When the VMs were initially configured, the fake SSDs were created on the same SCSI bus as the boot disk. The cluster administrator quickly informed us that this would not fly - disks on the same bus as the boot disk cannot be used as shared resources. So we moved the D: drives to a new bus, separate from both the C: (simulated backplane) and Q:/R: (simulated SAN) drives.

The next step was to add the D: drive to the cluster. I assumed this wouldn't work without some hacking, but I decided to try a "baseline" attempt without any modifications. The Cluster Admin New Resource wizard allowed me to add the D: drive on one of the nodes, but it wouldn't come online. So much for the baseline attempt.

I knew that Windows 2003 (though maybe not 2008) clustering relies on disk signatures to identify disks for cluster operations, so I decided to synchronize the signatures of the two fake SSDs. To this end, I found a utility - MBRWizard - that would let me manually set the signature of an MBR disk.

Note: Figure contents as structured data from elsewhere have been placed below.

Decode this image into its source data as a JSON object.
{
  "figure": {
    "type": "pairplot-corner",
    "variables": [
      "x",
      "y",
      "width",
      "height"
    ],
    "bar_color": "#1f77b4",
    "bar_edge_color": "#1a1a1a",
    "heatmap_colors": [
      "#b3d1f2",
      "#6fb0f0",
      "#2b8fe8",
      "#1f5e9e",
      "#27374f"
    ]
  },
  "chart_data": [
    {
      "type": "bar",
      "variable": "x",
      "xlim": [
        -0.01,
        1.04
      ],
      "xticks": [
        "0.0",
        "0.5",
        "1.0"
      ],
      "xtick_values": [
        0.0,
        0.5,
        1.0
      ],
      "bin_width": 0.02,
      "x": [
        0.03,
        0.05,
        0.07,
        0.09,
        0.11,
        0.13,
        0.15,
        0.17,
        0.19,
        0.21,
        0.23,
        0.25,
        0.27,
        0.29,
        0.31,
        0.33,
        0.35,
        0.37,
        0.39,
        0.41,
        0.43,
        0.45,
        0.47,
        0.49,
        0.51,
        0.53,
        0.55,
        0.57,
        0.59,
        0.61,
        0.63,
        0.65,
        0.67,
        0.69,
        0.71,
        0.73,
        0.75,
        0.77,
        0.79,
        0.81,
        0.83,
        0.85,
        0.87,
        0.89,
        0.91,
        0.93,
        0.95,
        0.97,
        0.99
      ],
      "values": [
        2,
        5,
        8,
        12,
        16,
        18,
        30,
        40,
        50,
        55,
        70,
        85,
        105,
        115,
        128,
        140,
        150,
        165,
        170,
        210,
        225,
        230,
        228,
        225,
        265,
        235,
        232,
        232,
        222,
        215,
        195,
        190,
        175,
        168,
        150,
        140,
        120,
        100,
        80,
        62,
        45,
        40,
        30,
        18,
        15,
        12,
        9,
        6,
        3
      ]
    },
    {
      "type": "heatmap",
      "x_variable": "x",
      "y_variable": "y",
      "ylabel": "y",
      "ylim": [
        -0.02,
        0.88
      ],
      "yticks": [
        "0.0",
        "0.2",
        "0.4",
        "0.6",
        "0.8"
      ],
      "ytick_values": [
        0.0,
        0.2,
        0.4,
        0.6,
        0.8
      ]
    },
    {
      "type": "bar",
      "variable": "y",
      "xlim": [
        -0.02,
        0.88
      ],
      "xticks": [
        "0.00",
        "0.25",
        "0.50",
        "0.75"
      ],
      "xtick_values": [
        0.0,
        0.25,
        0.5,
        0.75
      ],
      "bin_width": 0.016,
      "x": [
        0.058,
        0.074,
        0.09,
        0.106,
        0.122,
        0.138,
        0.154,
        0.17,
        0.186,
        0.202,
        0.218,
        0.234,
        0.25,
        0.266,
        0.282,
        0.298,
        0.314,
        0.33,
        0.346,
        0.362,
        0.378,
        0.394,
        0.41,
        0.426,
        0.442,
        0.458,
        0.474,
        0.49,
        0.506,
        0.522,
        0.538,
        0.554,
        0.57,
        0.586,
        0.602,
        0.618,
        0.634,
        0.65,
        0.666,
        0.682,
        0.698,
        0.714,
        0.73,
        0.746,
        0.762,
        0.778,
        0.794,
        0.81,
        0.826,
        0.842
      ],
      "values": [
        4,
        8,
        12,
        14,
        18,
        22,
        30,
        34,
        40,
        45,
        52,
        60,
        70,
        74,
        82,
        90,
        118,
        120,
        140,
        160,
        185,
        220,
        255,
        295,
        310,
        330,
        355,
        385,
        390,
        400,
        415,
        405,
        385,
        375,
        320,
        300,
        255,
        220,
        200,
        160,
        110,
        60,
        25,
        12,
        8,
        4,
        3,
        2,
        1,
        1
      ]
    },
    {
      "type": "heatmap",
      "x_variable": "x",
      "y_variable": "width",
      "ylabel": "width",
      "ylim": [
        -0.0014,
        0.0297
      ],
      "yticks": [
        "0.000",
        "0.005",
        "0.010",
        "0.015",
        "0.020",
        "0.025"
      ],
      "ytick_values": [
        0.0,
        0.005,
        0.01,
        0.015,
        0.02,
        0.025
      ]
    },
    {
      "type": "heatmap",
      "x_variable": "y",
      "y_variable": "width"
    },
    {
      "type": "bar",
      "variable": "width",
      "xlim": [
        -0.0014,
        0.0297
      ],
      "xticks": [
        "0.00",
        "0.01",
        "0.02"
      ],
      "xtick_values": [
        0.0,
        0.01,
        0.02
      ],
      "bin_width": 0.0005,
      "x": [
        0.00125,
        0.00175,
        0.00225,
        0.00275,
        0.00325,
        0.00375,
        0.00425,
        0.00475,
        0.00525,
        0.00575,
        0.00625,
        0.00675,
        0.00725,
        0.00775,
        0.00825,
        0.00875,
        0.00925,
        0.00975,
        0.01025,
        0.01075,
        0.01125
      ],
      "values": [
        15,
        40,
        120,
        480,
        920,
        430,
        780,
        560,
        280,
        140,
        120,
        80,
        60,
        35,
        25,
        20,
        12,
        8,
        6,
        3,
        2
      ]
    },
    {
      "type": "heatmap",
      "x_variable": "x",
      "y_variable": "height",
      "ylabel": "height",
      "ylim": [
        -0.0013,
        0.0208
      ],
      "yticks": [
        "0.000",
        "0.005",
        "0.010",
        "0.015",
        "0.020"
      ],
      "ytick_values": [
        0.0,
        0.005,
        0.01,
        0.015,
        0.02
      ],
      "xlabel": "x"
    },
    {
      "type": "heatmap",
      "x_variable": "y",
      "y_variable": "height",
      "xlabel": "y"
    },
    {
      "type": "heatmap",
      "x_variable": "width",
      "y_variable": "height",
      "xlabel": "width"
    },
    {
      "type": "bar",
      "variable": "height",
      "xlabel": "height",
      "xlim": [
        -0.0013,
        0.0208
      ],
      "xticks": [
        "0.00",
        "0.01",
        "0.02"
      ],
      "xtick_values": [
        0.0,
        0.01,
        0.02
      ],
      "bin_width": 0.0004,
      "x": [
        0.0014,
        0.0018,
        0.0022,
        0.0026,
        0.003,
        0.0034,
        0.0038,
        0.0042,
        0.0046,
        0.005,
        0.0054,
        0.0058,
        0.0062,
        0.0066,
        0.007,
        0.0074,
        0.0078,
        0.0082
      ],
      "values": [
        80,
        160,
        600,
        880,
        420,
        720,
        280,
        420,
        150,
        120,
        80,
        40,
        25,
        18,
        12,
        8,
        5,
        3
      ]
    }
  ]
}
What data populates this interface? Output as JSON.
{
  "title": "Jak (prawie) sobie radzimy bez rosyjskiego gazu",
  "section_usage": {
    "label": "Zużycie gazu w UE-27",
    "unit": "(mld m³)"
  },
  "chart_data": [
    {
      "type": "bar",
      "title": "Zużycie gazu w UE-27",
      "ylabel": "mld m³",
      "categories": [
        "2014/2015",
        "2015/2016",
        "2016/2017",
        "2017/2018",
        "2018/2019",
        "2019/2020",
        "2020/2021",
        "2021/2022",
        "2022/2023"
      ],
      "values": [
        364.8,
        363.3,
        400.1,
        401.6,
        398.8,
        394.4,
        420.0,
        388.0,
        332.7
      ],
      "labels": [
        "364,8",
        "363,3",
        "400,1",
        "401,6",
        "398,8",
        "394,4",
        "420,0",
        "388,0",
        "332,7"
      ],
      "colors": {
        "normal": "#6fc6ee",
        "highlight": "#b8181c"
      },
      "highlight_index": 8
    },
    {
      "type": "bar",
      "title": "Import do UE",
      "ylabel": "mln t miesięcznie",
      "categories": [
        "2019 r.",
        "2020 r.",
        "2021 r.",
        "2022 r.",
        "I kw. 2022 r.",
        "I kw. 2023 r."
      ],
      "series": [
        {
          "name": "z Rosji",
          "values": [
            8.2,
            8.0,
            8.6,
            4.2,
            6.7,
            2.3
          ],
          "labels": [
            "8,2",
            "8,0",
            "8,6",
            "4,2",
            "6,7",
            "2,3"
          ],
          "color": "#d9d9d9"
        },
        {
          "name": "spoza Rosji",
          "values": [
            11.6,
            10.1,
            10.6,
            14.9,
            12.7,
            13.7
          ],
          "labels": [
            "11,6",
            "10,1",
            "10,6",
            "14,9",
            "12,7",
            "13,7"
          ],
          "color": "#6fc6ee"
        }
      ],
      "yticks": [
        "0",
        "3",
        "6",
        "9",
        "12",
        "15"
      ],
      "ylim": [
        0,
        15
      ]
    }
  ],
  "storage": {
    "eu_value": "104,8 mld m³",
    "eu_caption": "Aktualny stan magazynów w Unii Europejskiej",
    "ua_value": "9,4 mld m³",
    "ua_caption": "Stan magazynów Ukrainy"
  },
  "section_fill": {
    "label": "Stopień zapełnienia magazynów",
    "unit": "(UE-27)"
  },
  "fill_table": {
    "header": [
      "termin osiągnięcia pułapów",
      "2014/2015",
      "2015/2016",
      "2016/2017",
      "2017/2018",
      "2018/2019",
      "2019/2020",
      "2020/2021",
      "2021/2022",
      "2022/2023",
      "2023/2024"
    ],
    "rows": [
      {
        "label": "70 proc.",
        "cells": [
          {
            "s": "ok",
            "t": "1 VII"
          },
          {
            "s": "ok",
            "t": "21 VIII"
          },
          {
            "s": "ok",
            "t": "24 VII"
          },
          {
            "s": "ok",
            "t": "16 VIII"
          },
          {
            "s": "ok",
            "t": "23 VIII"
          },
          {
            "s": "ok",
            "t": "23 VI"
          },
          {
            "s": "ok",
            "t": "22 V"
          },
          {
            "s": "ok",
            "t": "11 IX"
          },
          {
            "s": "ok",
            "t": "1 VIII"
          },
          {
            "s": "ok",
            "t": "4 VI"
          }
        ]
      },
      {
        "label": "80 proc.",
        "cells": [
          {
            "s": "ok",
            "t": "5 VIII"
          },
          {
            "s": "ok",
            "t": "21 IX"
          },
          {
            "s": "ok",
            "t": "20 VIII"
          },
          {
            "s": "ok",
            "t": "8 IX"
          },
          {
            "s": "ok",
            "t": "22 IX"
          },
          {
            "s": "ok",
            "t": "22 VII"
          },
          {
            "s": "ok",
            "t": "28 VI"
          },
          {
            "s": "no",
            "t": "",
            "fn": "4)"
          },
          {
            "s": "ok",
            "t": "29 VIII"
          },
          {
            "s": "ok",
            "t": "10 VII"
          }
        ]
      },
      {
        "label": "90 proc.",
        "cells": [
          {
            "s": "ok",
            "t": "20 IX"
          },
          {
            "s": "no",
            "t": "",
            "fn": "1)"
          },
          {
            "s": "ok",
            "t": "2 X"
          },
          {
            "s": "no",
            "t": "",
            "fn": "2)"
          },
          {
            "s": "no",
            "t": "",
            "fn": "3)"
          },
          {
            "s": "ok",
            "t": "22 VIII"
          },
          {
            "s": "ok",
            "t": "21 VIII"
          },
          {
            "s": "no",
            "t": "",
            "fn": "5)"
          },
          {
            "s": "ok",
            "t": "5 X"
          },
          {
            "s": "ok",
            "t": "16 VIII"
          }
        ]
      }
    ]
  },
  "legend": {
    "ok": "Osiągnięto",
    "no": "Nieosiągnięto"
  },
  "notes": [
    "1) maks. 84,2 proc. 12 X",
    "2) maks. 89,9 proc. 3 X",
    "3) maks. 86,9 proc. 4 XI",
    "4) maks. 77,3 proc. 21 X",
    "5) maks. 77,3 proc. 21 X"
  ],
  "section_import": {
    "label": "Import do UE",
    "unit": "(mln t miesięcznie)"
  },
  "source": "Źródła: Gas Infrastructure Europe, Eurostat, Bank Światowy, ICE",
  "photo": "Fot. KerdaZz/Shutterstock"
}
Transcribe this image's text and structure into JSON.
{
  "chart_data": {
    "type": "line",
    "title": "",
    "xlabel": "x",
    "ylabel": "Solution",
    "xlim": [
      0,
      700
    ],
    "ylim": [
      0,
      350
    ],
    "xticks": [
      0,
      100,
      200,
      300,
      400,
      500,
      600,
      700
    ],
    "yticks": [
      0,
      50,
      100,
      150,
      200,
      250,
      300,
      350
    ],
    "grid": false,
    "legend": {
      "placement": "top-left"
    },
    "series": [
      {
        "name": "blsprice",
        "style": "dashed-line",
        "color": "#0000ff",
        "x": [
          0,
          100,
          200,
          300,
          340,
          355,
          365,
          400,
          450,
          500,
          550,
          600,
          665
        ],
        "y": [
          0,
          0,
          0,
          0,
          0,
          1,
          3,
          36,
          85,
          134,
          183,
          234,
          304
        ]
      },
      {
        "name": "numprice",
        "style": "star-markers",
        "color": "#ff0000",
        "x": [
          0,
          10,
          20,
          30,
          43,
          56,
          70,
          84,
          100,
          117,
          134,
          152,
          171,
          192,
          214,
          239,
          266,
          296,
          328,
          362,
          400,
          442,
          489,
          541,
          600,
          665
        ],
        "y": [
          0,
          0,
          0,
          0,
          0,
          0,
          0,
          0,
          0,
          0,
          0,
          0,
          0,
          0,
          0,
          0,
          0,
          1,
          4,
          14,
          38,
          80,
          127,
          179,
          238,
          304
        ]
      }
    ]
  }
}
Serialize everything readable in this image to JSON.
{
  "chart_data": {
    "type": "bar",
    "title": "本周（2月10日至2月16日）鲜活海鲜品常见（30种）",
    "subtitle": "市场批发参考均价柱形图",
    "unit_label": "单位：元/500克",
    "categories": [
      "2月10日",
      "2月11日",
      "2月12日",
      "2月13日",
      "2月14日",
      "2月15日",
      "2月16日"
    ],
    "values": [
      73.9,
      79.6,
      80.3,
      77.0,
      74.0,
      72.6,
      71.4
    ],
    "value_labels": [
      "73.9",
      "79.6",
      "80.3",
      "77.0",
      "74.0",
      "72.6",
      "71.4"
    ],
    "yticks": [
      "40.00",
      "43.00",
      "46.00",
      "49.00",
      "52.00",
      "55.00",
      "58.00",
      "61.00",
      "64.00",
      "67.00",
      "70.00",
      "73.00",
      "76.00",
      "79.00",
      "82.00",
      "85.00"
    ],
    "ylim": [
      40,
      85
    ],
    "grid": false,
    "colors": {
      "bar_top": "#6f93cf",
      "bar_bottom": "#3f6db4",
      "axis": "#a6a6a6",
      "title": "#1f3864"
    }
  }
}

Using this utility, I found the signature of the D: drive on machine #1:

mbrwiz /Disk=3 /Signature

and then overwrote the signature of the D: drive on machine #2:

mbrwiz /Disk=3 /Signature=xxxxxxxx

Then I added the disk as a cluster resource again, and brought it online. Success! Failover worked, too, so I failed the SQL Server group (Group 0 in the image below) back and forth between nodes and created a Data directory on each D: drive.


The next step was to make sure it worked with SQL Server. I took SQL offline, added Disk D: as a dependency, and brought it back up. Then I altered tempdb's location to use the D: drive after a restart.

alter database tempdb
modify file (NAME=tempdev, FILENAME = 'D:\Data\tempdb.mdf')
GO
alter database tempdb
modify file (NAME=templog, FILENAME = 'D:\Data\templog.ldf')
GO

Finally I took SQL offline and brought it back up, with fingers crossed. And it worked! Failover worked too.

So my proof of concept for using a local SSD in a cluster (for tempdb only!) was successful. Stay tuned to see if it works in the real world.

8 comments:

Unknown said...

So, did it "work in the real world"?

Unknown said...

Unfortunately we haven't tested it yet - I've gotten pulled off of Adventures in Hardware Land and back onto more traditional DBA and development work. Hopefully I'll have more news soon.

J said...

I've tried to do just this on a non-virtual cluster. I was able to add the drives (using one RAID controller) by using the ManageDisksOnSystemBuses reg entry, but they new physical disk resource won't ever fail over properly. Any luck with your implementation?

Unknown said...

J,

How did you do it. I have also a physical cluster with a local disk on a HP smart array P400 controller. Added the key and the logical disk but i can't see the disk when creating the new disk resource.

michel

Unknown said...

fixed it:

see http://support.microsoft.com/kb/555312

Unknown said...

Anyone tried this on Windows 2008 MSCS? I cannot bring the SSD disk online. I set the same disk signature on each disk. Each disk is connected to the internal P410i controller on an HP proliant server. Ths disks are on the same bus as the boot disk. I followed KB555312 to configure the disks, but online fails.

daveberm said...

I'd be curious to know if anyone has all the steps required to make this work with Windows 2008 R2. I can make it work using DataKeeper Cluster Edition from SIOS with a trick to create a volume resource without a mirror but I'm not sure how to do it without a 3rd party storage class cluster resource.

Philip Gray said...

I found a different way to go about this that doesn't require signature changes and doesn't break cluster validation.

I've been running this on a production SQL cluster without any problems for just over a month.

I posted some detials on it here:http://social.msdn.microsoft.com/Forums/en-US/sqldatabaseengine/thread/7858a037-e445-4385-bfaa-283de838240e/

I'd be interested to hear some community feedback on this.